Nordic comics history and comics that represent the past and present of the Nordic countries provide one of many possible inroads into these fruitful lines of inquiry. For example, Nordic comics, from early comics strips through locally produced contemporary comic books, like the Swedish funny animal series Bamse, Norwegian humor series Nemi, the Finnish Moomin stories, Danish strip Poeten og Lillemor, and many more, all provide a vast and still largely unstudied archive of historical perspectives and attitudes. Similarly, Nordic comics creators, like “Team Fantomen,” who have produced the majority of Phantom stories for regional publication since the 1960s, make frequent use of the Nordic past as a setting or story element. In addition, varying degrees of adulation or criticism inform biographical and historical comics and graphic novels about personages like Swedish writer August Strindberg and Elias Lönnrot, compiler of Kalevala, Finland’s national epic. Finally, it can be noted that the Viking Age and conceptions about its culture and beliefs have been a particularly inspiring topic for comics creators, spawning among others Peter Madsen’s long-running and often ideologically anachronistic Valhalla, several adaptations of Swedish writer Frans G. Bengtsson’s Röde Orm (The Long Ships or Red Orm in English), and, in 2013, the superhero-inspired The Norseman.

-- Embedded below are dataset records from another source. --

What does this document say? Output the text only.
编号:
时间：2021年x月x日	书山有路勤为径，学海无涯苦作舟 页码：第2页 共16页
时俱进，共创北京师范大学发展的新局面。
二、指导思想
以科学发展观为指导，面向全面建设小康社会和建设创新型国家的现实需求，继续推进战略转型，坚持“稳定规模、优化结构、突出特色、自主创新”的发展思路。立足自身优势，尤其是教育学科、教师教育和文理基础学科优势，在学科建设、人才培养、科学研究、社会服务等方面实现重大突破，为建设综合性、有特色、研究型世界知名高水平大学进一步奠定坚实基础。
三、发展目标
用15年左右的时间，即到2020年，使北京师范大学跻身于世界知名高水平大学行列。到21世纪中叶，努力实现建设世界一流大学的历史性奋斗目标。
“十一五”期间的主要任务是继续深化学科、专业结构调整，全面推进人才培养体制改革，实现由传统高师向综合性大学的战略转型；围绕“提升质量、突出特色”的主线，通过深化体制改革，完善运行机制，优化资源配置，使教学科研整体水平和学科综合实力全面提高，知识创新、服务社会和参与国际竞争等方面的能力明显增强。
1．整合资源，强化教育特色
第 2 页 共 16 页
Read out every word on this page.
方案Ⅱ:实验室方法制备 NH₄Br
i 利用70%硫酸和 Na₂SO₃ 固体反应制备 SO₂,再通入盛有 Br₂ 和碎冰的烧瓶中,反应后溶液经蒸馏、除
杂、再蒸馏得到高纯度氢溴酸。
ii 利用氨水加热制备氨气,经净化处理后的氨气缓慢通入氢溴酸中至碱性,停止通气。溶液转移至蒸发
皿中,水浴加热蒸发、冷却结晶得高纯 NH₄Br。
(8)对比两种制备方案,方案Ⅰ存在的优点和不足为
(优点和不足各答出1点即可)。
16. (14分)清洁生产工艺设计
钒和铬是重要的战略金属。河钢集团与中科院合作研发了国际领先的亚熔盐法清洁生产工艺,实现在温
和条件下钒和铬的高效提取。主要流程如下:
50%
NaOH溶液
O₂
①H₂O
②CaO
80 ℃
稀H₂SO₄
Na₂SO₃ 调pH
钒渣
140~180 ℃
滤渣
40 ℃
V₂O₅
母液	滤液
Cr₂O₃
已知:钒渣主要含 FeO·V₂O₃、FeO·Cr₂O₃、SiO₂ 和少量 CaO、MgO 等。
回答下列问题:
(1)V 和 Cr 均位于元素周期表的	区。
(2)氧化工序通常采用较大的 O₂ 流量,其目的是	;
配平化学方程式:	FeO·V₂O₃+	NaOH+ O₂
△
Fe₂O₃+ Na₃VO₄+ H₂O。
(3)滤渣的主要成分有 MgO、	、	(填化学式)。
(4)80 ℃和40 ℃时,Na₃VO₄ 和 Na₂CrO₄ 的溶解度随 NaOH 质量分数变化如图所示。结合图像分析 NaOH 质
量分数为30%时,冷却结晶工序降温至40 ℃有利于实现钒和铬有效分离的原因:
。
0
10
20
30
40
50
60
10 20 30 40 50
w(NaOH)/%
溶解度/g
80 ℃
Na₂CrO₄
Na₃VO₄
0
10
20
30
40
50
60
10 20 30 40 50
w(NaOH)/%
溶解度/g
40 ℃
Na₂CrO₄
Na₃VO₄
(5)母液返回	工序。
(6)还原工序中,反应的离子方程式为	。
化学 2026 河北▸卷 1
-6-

Furthermore, comics have helped make Nordic history and memory international imaginative currency. The Viking Age has been a particularly frequent topic, appearing in American mainstream comics like Marvel’s Thor and Vertigo’s Northlanders, Japanese Manga like Viking Saga and King of Viking, and Franco-Belgian album series like Asterix, Thorgal, and Johan and Peewit. In these comics, and in many others like them, the creators use a past not their own to speak to and about their own time and place. But in recent years, Nordic comics have also increasingly appeared in translation, perhaps most notably in such anthologies as Kolor Klimax, From Wonderland with Love, and the United States’ 2010 “Swedish Invasion.” In various ways, these comics contend with preconceived notions about the Nordic countries and Nordicness.
The Scandinavian Journal of Comic Art is planning a special issue on Nordic history and cultural memory in comics, and invites articles about these and related matters.
Welcome topics include, but are not limited to:
- Representation of Nordic historical personages and events
- Nordic comics and the search for a useable past
- Comics and revisionist Nordic historiography
- Comics, the past, and Nordic social criticism
- Nordic stereotypes and stereotyped Nordics
- Vikings and Old Norse religion in comic strips, comic books, graphic novels, and bandes dessinées
- Nordic comics in translation
- The reception of Nordic comics abroad
- What’s so Nordic about Nordic comics?
Scandinavian Journal of Comic Art (SJoCA) is an online, open-access, peer reviewed academic journal about comics and sequential art. The journal is interdisciplinary, encouraging a wide range of theoretical and methodological perspectives. Although the journal is rooted in the Nordic countries (Denmark, Finland, Iceland, Norway and Sweden), it is global in scope and aims to publish high quality research regardless of national or regional boundaries. The journal publishes articles, book reviews, and forum texts from the field of comics studies. The language of the journal is English.
Scandinavian Journal of Comic Art is an independent journal and is published by the non-profit organisation Scandinavian Journal of Comic Art.